ここは泣く子もキマる、とある音楽フェスの奥地のヒッピーゾーン。ライブを見、じゃがバターを食べ、ライブを見、酒を飲み、とやってるうちに気づくとそこはおしゃれ女子と酩酊したチンピラしかいない最果ての天国。おれはあくまでスタイリッシュにダンスをたしなみ、自慢のステップをおしゃれ女子へ南国の鳥よろしくアピールしてたところへ、そいつは現れたのだ。久しぶりに見る、ニヤニヤが止まらない顔面であった。

 

「やっぱりその気持ちわりい踊り方、えいじゅんさんだー。元気してましたぁ?おれはもう、完全にやらっちぇます(やられてます)!」

 

一気におしゃれ天国が福島の田舎のスーパーに見えてきた。しかし、俺はうれしかった。思わず抱きしめた。「おめー、どこさ行ってたんだよぉ、びっくりしたんだがんね(びっくりしたんだぞ)」。

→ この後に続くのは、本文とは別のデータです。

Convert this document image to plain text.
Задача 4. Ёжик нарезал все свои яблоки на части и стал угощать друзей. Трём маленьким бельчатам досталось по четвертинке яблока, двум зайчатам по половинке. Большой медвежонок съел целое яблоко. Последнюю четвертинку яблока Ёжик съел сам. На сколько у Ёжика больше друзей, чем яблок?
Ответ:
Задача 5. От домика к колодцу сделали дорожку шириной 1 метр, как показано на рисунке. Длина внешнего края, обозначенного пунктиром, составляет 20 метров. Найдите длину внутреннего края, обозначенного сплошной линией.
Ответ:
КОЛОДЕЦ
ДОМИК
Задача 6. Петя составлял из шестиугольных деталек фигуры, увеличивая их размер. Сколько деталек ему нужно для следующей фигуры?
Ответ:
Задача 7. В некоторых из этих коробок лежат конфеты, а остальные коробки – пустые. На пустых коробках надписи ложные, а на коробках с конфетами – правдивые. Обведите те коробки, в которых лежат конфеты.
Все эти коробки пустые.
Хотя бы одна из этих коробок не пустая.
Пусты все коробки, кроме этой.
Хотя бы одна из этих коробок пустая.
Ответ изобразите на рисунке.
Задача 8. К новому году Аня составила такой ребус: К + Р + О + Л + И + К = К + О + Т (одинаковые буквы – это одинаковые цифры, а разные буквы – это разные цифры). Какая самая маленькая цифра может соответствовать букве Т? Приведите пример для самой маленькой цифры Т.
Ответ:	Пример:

そのベーシストは、前触れもなく失踪して何年も行方知れずだった。噂好きな田舎では、あぶない商売に手を出して逃げてるとかヤバイひとの彼女に手を出して逃げてるとか、とにかく人生から全力で逃げてるっていうことになっていたが、天国で会ったとなるとあながち間違いではなかったようだ。

 

その夜おれたちは再会を祝し盛り上がるだけ盛り上がった。もうおしゃれ女子なんて見えていない。おれとそいつは競い合うように気持ちわりい踊りを踊りながらバカ騒ぎした。

 

どこにいってたかどうかは聞かなかったし、今の連絡先も聞かなかった。それでいい。あいつが無事ならば。

 

それに、連絡先を聞いて危ないことに巻き込まれたら嫌だったし。

 

しかもあいつ、おれのダンスを気持ちわりいと思ってたんか、裏で笑ってたに違いない。というところにムカついたのもあり。

 

年齢的にはおれのほうが上だぞ。一応敬語だけど思い出したら言ってる内容、常に小馬鹿にしてるスタンスだったな、昔から。

 

まじで心配して損したな。しぶといわ、こいつ。笑える。まあ、今までの無礼は許してやろう。飲め飲め、ばーーーか!!

 

ちなみにそいつは今、愛する彼女のために真面目に働いてます。悔しいが無事ハッピーエンド方面でこの話はおしまい。